Turner Relaunches NCAA.com

Turner Sports is relaunching NCAA.com as part of a wide-ranging, 14-year digital partnership with the National Collegiate Athletic Association and is looking to build up the site into a major year-round portal for college sports fans.

"Currently the activity on the site typically revolves around the three championship seasons [in fall, winter and spring] for the NCAA, and one of the changes we are making is to focus on the NCAA athletes and the results of the games on more of a year-round basis, with the goal of making NCAA.com the No. 1 college sports destination 365 days a year," notes Matt Hong, senior VP and general manager of sports operations for Turner Sports.

Earlier this year, Turner and the NCAA announced the formation of the joint venture NCAA Digital to handle a number of the association's digital efforts; Turner handles all operations and sales for the venture. A separate deal between CBS, Turner and the NCAA governs the TV and digital operations for the men's basketball championship, also known as March Madness.

The relaunch of NCAA.com is the first step in revamping and expanding those digital efforts, which will continue in upcoming months with revamped mobile efforts and a variety of new apps.

As part of the site relaunch, scheduled to go live around 11 a.m. ET on Dec. 20, Turner will be investing heavily in college sports production so it can stream live more than 60 NCAA championships a year. It will also be looking to boost revenue and traffic by drawing on its expertise in operating and selling advertising for other sports web sites-including SI.com, PGATour.com, PGA.com, NASCAR.com-that reached more than 43 million unique visitors in the 2nd quarter of 2010.
Turner also handles ad sales and supplies content to Yahoo!
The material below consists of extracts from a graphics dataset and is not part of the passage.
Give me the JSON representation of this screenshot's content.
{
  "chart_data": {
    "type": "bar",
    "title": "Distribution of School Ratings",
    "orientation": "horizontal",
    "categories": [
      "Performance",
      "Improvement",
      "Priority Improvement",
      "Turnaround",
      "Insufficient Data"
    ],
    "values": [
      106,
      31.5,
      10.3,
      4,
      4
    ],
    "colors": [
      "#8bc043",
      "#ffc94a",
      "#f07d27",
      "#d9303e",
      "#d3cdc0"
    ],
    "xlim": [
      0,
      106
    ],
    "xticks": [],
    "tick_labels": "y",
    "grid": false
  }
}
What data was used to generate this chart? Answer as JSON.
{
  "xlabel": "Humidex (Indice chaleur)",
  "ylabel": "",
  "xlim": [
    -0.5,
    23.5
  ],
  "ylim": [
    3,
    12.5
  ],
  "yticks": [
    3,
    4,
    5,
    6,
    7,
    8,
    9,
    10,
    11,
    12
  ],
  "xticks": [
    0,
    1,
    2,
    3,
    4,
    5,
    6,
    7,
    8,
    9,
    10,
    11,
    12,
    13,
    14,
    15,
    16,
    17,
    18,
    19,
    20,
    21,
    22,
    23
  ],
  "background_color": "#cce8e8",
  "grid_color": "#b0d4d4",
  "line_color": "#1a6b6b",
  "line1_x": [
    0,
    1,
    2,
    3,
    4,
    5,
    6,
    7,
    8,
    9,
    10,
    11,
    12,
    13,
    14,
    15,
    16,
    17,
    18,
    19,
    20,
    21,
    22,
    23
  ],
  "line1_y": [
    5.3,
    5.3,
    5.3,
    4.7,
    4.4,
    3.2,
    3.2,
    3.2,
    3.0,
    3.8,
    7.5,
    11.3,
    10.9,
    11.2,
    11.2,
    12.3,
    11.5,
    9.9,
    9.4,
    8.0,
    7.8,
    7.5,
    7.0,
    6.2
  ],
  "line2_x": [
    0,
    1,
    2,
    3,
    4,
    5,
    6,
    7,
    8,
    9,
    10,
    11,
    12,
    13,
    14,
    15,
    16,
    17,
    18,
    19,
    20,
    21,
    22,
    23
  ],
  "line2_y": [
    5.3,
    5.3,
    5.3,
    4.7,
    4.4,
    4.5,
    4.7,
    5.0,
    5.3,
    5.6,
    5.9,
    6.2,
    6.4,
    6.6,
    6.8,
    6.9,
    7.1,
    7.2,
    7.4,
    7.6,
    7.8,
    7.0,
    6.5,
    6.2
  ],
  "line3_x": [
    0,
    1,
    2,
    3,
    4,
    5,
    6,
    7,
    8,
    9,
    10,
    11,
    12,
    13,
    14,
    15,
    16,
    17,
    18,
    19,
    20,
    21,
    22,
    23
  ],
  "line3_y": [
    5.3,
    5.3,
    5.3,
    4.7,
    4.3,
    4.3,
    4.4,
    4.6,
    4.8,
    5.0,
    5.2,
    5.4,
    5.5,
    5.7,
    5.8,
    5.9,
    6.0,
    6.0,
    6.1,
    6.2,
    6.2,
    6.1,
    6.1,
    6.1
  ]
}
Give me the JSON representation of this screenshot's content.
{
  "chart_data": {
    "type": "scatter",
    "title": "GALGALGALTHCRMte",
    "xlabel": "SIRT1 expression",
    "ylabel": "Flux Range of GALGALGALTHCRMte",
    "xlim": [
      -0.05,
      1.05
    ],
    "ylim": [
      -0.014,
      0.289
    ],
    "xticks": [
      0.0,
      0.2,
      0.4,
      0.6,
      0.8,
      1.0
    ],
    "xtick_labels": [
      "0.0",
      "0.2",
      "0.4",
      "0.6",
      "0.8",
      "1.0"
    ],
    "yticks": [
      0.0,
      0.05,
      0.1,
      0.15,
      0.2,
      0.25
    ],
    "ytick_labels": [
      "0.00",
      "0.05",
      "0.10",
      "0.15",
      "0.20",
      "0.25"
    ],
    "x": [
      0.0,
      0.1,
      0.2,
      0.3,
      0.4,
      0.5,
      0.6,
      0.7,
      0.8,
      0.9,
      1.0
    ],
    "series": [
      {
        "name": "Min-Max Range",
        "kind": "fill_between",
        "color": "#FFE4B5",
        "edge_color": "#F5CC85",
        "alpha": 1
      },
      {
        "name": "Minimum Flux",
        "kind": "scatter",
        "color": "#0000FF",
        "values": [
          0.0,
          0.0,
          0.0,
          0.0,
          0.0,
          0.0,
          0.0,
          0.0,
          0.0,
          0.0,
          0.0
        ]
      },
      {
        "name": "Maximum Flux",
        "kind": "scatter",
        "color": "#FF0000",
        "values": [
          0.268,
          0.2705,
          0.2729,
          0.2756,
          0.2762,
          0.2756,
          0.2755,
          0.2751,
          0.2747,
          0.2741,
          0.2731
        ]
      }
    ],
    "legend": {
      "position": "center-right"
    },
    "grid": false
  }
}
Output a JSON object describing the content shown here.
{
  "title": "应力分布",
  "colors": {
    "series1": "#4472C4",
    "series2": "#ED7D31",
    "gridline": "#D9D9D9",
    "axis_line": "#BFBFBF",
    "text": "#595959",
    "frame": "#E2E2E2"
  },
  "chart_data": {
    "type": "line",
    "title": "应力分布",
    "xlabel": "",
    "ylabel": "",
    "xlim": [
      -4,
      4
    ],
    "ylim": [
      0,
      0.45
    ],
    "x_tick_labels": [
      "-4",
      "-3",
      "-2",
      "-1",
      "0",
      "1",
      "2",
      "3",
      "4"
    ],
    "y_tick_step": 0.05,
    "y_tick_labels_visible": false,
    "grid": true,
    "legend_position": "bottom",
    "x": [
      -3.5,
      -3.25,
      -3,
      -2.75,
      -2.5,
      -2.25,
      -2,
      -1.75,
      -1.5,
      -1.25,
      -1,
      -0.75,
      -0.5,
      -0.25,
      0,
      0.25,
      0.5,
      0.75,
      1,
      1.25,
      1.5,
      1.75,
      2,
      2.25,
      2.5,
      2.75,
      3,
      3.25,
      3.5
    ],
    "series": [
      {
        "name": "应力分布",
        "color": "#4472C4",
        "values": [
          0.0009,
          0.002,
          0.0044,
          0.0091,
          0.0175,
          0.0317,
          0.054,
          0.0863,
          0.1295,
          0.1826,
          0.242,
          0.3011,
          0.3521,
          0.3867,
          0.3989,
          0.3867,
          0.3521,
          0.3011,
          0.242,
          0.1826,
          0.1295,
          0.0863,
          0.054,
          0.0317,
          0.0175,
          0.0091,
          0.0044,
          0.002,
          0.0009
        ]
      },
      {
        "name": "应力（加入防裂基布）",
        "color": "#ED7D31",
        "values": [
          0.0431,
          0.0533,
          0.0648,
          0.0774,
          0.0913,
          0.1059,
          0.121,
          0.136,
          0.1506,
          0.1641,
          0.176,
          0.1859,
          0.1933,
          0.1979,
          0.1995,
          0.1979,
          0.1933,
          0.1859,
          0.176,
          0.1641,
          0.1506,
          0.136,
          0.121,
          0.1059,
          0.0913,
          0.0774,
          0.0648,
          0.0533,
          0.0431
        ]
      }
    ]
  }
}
Sports and works with the National Basketball Association to jointly manage NBA Digital, which includes NBA.com, NBA TV and the league's mobile operations.

For the redesign, Turner's design teams worked to make the site's content more easily accessible and to dramatically expand video and news so it could develop into a year-round portal for college sports, notes Mark Johnson, VP of business operations at Turner Sports.

"We will have 60-plus live championships streaming on NCAA.com, and for most of those championships it will not just be the final game, but also could be the quarterfinals or the semifinals," Johnson explains. "So you could be getting into the range of a couple of hundred [events and games] per year, which is a significant amount of exclusive content."

Turner or professional third parties will be producing all the games that will be streamed. "The goal is to get the quality of the video up to an HD standard" whenever possible, Johnson says.

The live streaming events on NCAA.com will initially be free, Hong says. "As we look down the road, we will look at a number of additional models including potentially subscription products," he says.

In its other digital sports properties, Turner has bundled ad sales between TV and online.

That won't be possible with a number of the NCAA events that will not be appearing on TV or will be aired by other programmers and networks.

Turner is hoping, however, to boost sales by bundling sponsorships together for all the sites it manages. "By adding NCAA.com to the portfolio of other sports sites that we sell, it will make the portfolio of Turner-sold sites all that more attractive," Hong notes. "It will allow us to go to a single sponsor and offer them a presence on NCAA.com" and the other sites.

One of the biggest bundling opportunities will occur with the NCAA men's basketball championship. Television rights for the games are part of the three-way deal between CBS, Turner and the NCAA; a separate deal between Turner and the NCAA created NCAA Digital.

For March Madness, CBS and Turner will co-produce the games and work together to sell ad time. Turner will have operational oversight of March Madness on Demand (MMOD) on broadband, as well as the March Madness mobile assets.

But the ads for MMOD and the mobile assets will be jointly sold by Turner and CBS.

Last year when CBS ran MMOD it was free, but Hong declined to say whether that will be the case this year.